A member of our FB group Vegan Theology recently asked me “why most vegans are atheists or non believers in God.” Well, what we can say, based on survey research (e.g., Faunalytics 2014; Pew Research Center 2014) (n.1) in the UK, US, and parts of Europe, is that vegans are more likely than the general population to identify as atheist, agnostic, or religiously unaffiliated. But available data does not demonstrate a majority of vegans are atheists.

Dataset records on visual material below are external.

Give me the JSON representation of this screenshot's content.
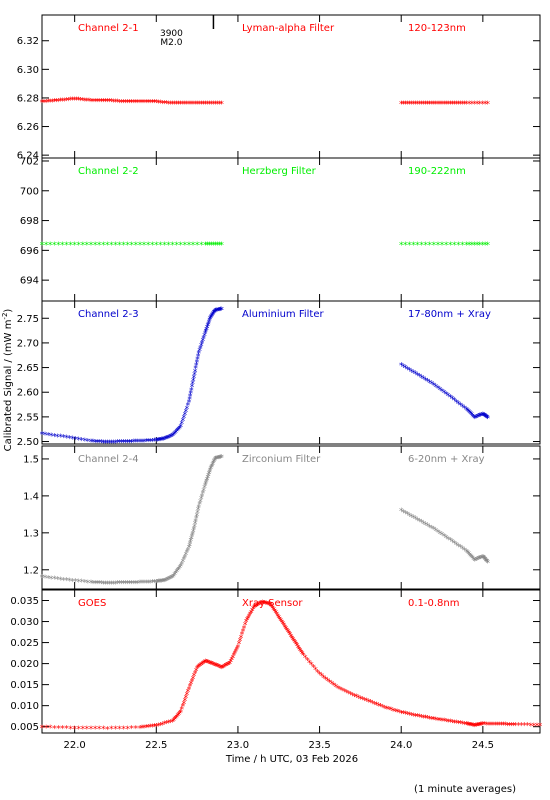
{
  "figure": {
    "ylabel": "Calibrated Signal / (mW m",
    "ylabel_sup": "-2",
    "ylabel_close": ")",
    "xlabel": "Time / h UTC, 03 Feb 2026",
    "footnote": "(1 minute averages)",
    "marker": {
      "label_top": "3900",
      "label_bottom": "M2.0",
      "x": 22.85
    }
  },
  "chart_data": [
    {
      "type": "scatter",
      "channel": "Channel 2-1",
      "filter": "Lyman-alpha Filter",
      "band": "120-123nm",
      "color": "#ff0000",
      "xlim": [
        21.8,
        24.85
      ],
      "ylim": [
        6.238,
        6.338
      ],
      "yticks": [
        6.24,
        6.26,
        6.28,
        6.3,
        6.32
      ],
      "ytick_labels": [
        "6.24",
        "6.26",
        "6.28",
        "6.30",
        "6.32"
      ],
      "series": [
        {
          "segment": 1,
          "x": [
            21.8,
            21.9,
            22.0,
            22.1,
            22.2,
            22.3,
            22.4,
            22.5,
            22.6,
            22.7,
            22.8,
            22.9
          ],
          "y": [
            6.277,
            6.278,
            6.279,
            6.278,
            6.278,
            6.277,
            6.277,
            6.277,
            6.276,
            6.276,
            6.276,
            6.276
          ]
        },
        {
          "segment": 2,
          "x": [
            24.0,
            24.1,
            24.2,
            24.3,
            24.4,
            24.53
          ],
          "y": [
            6.276,
            6.276,
            6.276,
            6.276,
            6.276,
            6.276
          ]
        }
      ]
    },
    {
      "type": "scatter",
      "channel": "Channel 2-2",
      "filter": "Herzberg Filter",
      "band": "190-222nm",
      "color": "#00ee00",
      "xlim": [
        21.8,
        24.85
      ],
      "ylim": [
        692.6,
        702.2
      ],
      "yticks": [
        694,
        696,
        698,
        700,
        702
      ],
      "ytick_labels": [
        "694",
        "696",
        "698",
        "700",
        "702"
      ],
      "series": [
        {
          "segment": 1,
          "x": [
            21.8,
            22.0,
            22.2,
            22.4,
            22.6,
            22.8,
            22.9
          ],
          "y": [
            696.4,
            696.4,
            696.4,
            696.4,
            696.4,
            696.4,
            696.4
          ]
        },
        {
          "segment": 2,
          "x": [
            24.0,
            24.2,
            24.4,
            24.53
          ],
          "y": [
            696.4,
            696.4,
            696.4,
            696.4
          ]
        }
      ]
    },
    {
      "type": "scatter",
      "channel": "Channel 2-3",
      "filter": "Aluminium Filter",
      "band": "17-80nm + Xray",
      "color": "#0000cc",
      "xlim": [
        21.8,
        24.85
      ],
      "ylim": [
        2.495,
        2.785
      ],
      "yticks": [
        2.5,
        2.55,
        2.6,
        2.65,
        2.7,
        2.75
      ],
      "ytick_labels": [
        "2.50",
        "2.55",
        "2.60",
        "2.65",
        "2.70",
        "2.75"
      ],
      "series": [
        {
          "segment": 1,
          "x": [
            21.8,
            21.95,
            22.1,
            22.2,
            22.3,
            22.4,
            22.5,
            22.55,
            22.6,
            22.65,
            22.7,
            22.73,
            22.76,
            22.8,
            22.83,
            22.86,
            22.9
          ],
          "y": [
            2.515,
            2.508,
            2.5,
            2.498,
            2.499,
            2.5,
            2.502,
            2.505,
            2.512,
            2.53,
            2.58,
            2.63,
            2.68,
            2.72,
            2.75,
            2.765,
            2.768
          ]
        },
        {
          "segment": 2,
          "x": [
            24.0,
            24.1,
            24.2,
            24.3,
            24.4,
            24.45,
            24.5,
            24.53
          ],
          "y": [
            2.655,
            2.635,
            2.615,
            2.59,
            2.565,
            2.548,
            2.555,
            2.548
          ]
        }
      ]
    },
    {
      "type": "scatter",
      "channel": "Channel 2-4",
      "filter": "Zirconium Filter",
      "band": "6-20nm + Xray",
      "color": "#888888",
      "xlim": [
        21.8,
        24.85
      ],
      "ylim": [
        1.148,
        1.535
      ],
      "yticks": [
        1.2,
        1.3,
        1.4,
        1.5
      ],
      "ytick_labels": [
        "1.2",
        "1.3",
        "1.4",
        "1.5"
      ],
      "series": [
        {
          "segment": 1,
          "x": [
            21.8,
            21.95,
            22.1,
            22.2,
            22.3,
            22.4,
            22.5,
            22.55,
            22.6,
            22.65,
            22.7,
            22.73,
            22.76,
            22.8,
            22.83,
            22.86,
            22.9
          ],
          "y": [
            1.18,
            1.172,
            1.165,
            1.163,
            1.164,
            1.165,
            1.167,
            1.17,
            1.18,
            1.21,
            1.26,
            1.31,
            1.37,
            1.43,
            1.47,
            1.5,
            1.505
          ]
        },
        {
          "segment": 2,
          "x": [
            24.0,
            24.1,
            24.2,
            24.3,
            24.4,
            24.45,
            24.5,
            24.53
          ],
          "y": [
            1.36,
            1.335,
            1.31,
            1.28,
            1.25,
            1.225,
            1.235,
            1.22
          ]
        }
      ]
    },
    {
      "type": "scatter",
      "channel": "GOES",
      "filter": "Xray Sensor",
      "band": "0.1-0.8nm",
      "color": "#ff0000",
      "xlim": [
        21.8,
        24.85
      ],
      "ylim": [
        0.0035,
        0.0375
      ],
      "yticks": [
        0.005,
        0.01,
        0.015,
        0.02,
        0.025,
        0.03,
        0.035
      ],
      "ytick_labels": [
        "0.005",
        "0.010",
        "0.015",
        "0.020",
        "0.025",
        "0.030",
        "0.035"
      ],
      "series": [
        {
          "segment": 1,
          "x": [
            21.8,
            22.0,
            22.2,
            22.4,
            22.5,
            22.6,
            22.65,
            22.7,
            22.75,
            22.8,
            22.85,
            22.9,
            22.95,
            23.0,
            23.05,
            23.1,
            23.15,
            23.2,
            23.25,
            23.3,
            23.35,
            23.4,
            23.5,
            23.6,
            23.7,
            23.8,
            23.9,
            24.0,
            24.1,
            24.2,
            24.3,
            24.4,
            24.45,
            24.5,
            24.6,
            24.7,
            24.85
          ],
          "y": [
            0.0048,
            0.0046,
            0.0045,
            0.0047,
            0.0052,
            0.0062,
            0.0085,
            0.014,
            0.019,
            0.0205,
            0.0198,
            0.019,
            0.02,
            0.024,
            0.03,
            0.0335,
            0.0345,
            0.034,
            0.031,
            0.028,
            0.025,
            0.022,
            0.0175,
            0.0145,
            0.0125,
            0.011,
            0.0095,
            0.0083,
            0.0075,
            0.0068,
            0.0062,
            0.0056,
            0.0052,
            0.0056,
            0.0055,
            0.0054,
            0.0053
          ]
        }
      ]
    }
  ],
  "xaxis": {
    "xlim": [
      21.8,
      24.85
    ],
    "ticks": [
      22.0,
      22.5,
      23.0,
      23.5,
      24.0,
      24.5
    ],
    "tick_labels": [
      "22.0",
      "22.5",
      "23.0",
      "23.5",
      "24.0",
      "24.5"
    ]
  }
}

Many vegans who identify as atheists or non-believers are not rejecting goodness, love, or compassion — in fact, it’s often the opposite. Their journey into veganism usually begins with a deep moral awakening about suffering, justice, and non-violence. When they then look at religion, they sometimes see a painful contradiction: churches blessing a world built on animal exploitation, believers defending slaughter as “God-given,” and dubious scriptures in the Old Testament describing animal sacrifice as divinely commanded. To a compassionate vegan, this can make God appear to endorse violence rather than mercy.

The issue is often intensified by the way Jesus the Vegan Christ is commonly portrayed by the Pauline camp as a non-vegan. If Jesus is believed to have eaten fish, supported fishing, or approved of Passover lamb, then Christianity can seem morally behind modern compassion. Some conclude that secular ethics now surpass religious morality — not because they hate God, but because the version of God they were shown seemed to permit cruelty.

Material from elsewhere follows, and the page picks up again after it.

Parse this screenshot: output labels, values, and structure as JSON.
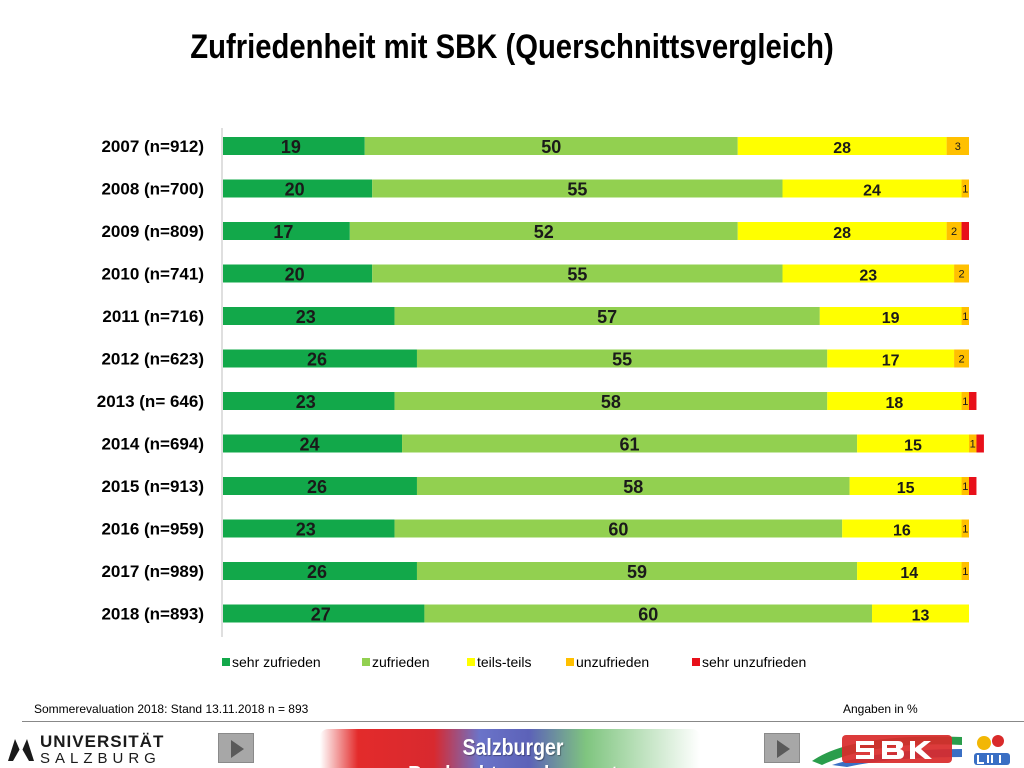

For some, the tension deepens when they read Paul the self-proclaimed Apostle. In passages such as 1 Corinthians 10, Paul tells believers to eat whatever is sold in the meat market without raising questions of conscience. To vegans, this can sound like a direct dismissal of concern for the lives and suffering behind animal flesh — which makes faith seem ethically insensitive.

There is also deep disappointment with religious institutions. Many vegans see churches aligned with power, tradition, and dogma rather than standing with the vulnerable. This reminds them of the Pharisees whom Jesus criticised for outward religiosity without inner mercy. Add to this fear-based preaching about hell and punishment, and religion can feel coercive rather than loving.

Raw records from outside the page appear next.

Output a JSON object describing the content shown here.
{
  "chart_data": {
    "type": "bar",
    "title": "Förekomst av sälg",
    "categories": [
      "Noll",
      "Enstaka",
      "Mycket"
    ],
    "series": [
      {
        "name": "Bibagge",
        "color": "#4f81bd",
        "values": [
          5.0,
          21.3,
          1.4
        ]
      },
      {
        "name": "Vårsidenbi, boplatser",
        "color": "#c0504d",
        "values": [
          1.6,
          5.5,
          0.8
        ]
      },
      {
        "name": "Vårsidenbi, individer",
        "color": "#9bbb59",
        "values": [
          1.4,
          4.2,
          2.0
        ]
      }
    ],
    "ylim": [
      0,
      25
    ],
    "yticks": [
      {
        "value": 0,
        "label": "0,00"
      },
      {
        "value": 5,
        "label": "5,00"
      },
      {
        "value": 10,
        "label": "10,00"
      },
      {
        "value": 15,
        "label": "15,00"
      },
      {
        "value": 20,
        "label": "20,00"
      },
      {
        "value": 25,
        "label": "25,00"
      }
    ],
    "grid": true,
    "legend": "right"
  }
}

Importantly, a large number of vegans are not truly against spirituality. Many believe in interconnected life, compassion as a universal law, or a higher moral order. What they reject is a picture of God that seems to justify hierarchy, domination, and bloodshed. In that sense, their atheism is often a protest against a violent image of God — not against divine love itself. From this perspective, vegan ethics may actually be closer to the heart of a truly compassionate God than much traditional religion has been. “For I desire compassion, and not sacrifice,” says Jesus (Matthew 9:13; 12:7; cf. Hosea 6:6).

 

Notes

1. The most frequently cited dataset is the Faunalytics (formerly Humane Research Council) 2014 U.S. Study of Current and Former Vegetarians and Vegans, which found that among self-identified vegans surveyed, approximately 35–45% identified as atheist or agnostic, a proportion significantly higher than in the general U.S. population at the time (Faunalytics, 2014). Similarly, Pew Research Center (2014 Religious Landscape Study) shows that religiously unaffiliated Americans are overrepresented in animal-rights and vegetarian/vegan-leaning demographics compared to national averages. However, no major nationally representative dataset demonstrates that a majority (>50%) of vegans explicitly identify as atheists.